RuntimeError: Cannot set NUMBA_NUM_THREADS to a different value once the threads have been launched

After its first launch, quimb pre-compiles some parts of its library using numba. Such error arises when NUMBA_NUM_THREADS is changed after the quimb library is pre-cached. The error may be removed by clearing quimb cache as:

  1. Locate quimb installation folder: python -m pip show quimb
  2. Clear cache: rm -fr /path/to/quimb/__pycache__

If the problem persists, try to clean quimb cache and set NUMBA_NUM_THREADS to the desired number (typically, the number of physical cores).

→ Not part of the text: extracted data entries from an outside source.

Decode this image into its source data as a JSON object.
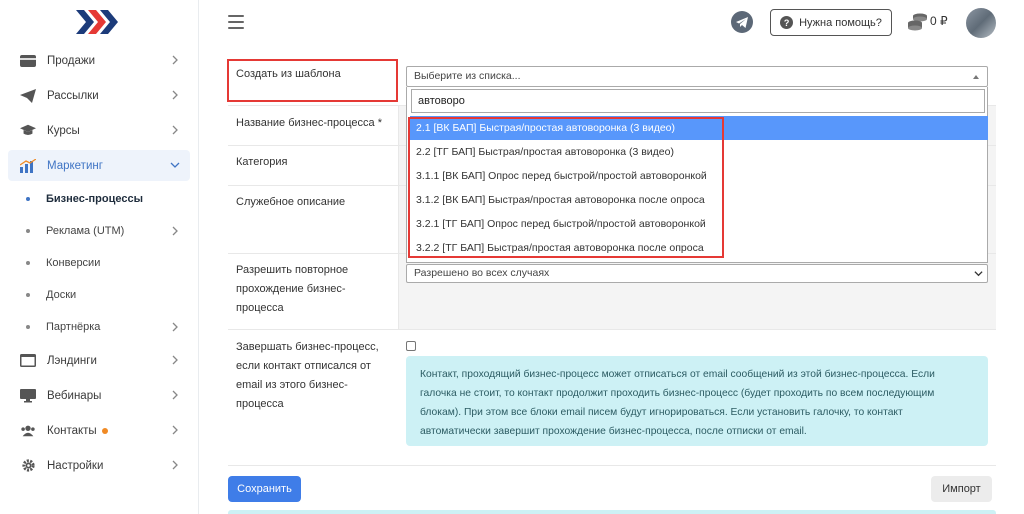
{
  "sidebar": {
    "items": [
      {
        "label": "Продажи",
        "icon": "card-icon"
      },
      {
        "label": "Рассылки",
        "icon": "paper-plane-icon"
      },
      {
        "label": "Курсы",
        "icon": "graduation-cap-icon"
      },
      {
        "label": "Маркетинг",
        "icon": "chart-icon",
        "active": true
      },
      {
        "label": "Лэндинги",
        "icon": "browser-icon"
      },
      {
        "label": "Вебинары",
        "icon": "monitor-icon"
      },
      {
        "label": "Контакты",
        "icon": "users-icon"
      },
      {
        "label": "Настройки",
        "icon": "gear-icon"
      }
    ],
    "sub_items": [
      {
        "label": "Бизнес-процессы",
        "active": true
      },
      {
        "label": "Реклама (UTM)"
      },
      {
        "label": "Конверсии"
      },
      {
        "label": "Доски"
      },
      {
        "label": "Партнёрка"
      }
    ]
  },
  "header": {
    "help_label": "Нужна помощь?",
    "balance": "0 ₽"
  },
  "form": {
    "template_label": "Создать из шаблона",
    "template_placeholder": "Выберите из списка...",
    "search_value": "автоворо",
    "name_label": "Название бизнес-процесса *",
    "category_label": "Категория",
    "description_label": "Служебное описание",
    "repeat_label_1": "Разрешить повторное",
    "repeat_label_2": "прохождение бизнес-",
    "repeat_label_3": "процесса",
    "repeat_value": "Разрешено во всех случаях",
    "finish_label_1": "Завершать бизнес-процесс,",
    "finish_label_2": "если контакт отписался от",
    "finish_label_3": "email из этого бизнес-",
    "finish_label_4": "процесса",
    "info_text": "Контакт, проходящий бизнес-процесс может отписаться от email сообщений из этой бизнес-процесса. Если галочка не стоит, то контакт продолжит проходить бизнес-процесс (будет проходить по всем последующим блокам). При этом все блоки email писем будут игнорироваться. Если установить галочку, то контакт автоматически завершит прохождение бизнес-процесса, после отписки от email.",
    "options": [
      "2.1 [ВК БАП] Быстрая/простая автоворонка (3 видео)",
      "2.2 [ТГ БАП] Быстрая/простая автоворонка (3 видео)",
      "3.1.1 [ВК БАП] Опрос перед быстрой/простой автоворонкой",
      "3.1.2 [ВК БАП] Быстрая/простая автоворонка после опроса",
      "3.2.1 [ТГ БАП] Опрос перед быстрой/простой автоворонкой",
      "3.2.2 [ТГ БАП] Быстрая/простая автоворонка после опроса"
    ],
    "save_label": "Сохранить",
    "import_label": "Импорт"
  },
  "colors": {
    "accent": "#3f7de8",
    "selected_option": "#5897fb",
    "highlight_border": "#e53935",
    "info_bg": "#cdf1f5",
    "notification_dot": "#f08a24"
  }
}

Run HybridQ in a Docker Container

HybridQ supports the installation in Docker containers. To create a Docker container, it is sufficient to run:

docker-compose build

which will install HybridQ in the hybridq container (source files will be stored in /opt/hybridq/). The baseline for the Docker container is quay.io/pypa/manylinux2014_x86_64. By default, hybridq container is built by using the general native architecture. To use a different architecture, run for instance:

docker-compose build --build-arg ARCH=x86-64

with ARCH being any available gcc architecture. The container is built using python3.7. If a different version of python is needed, it is possible to specify its version in building time:

docker-compose build --build-arg PYTHON=cp38-cp38

Available versions are:

  • cp37-cp37m
  • cp38-cp38
  • cp39-cp39

Once the container is built, HybridQ can be directly used as follows:

docker run --rm hybridq -c 'hybridq /opt/hybridq/examples/circuit.qasm /dev/null --verbose'

and tests can be run as follows:

docker run --rm hybridq -c 'pytest -vx /opt/hybridq/tests/tests.py'

Licence

Copyright © 2021, United States Government, as represented by the Administrator of the National Aeronautics and Space Administration. All rights reserved.

The HybridQ: A Hybrid Simulator for Quantum Circuits platform is licensed under the Apache License, Version 2.0 (the "License"); you may not use this file except in compliance with the License. You may obtain a copy of the License at http://www.apache.org/licenses/LICENSE-2.0.

Unless required by applicable law or agreed to in writing, software distributed under the License is distributed on an "AS IS" BASIS, WITHOUT WARRANTIES OR CONDITIONS OF ANY KIND, either express or implied. See the License for the specific language governing permissions and limitations under the License.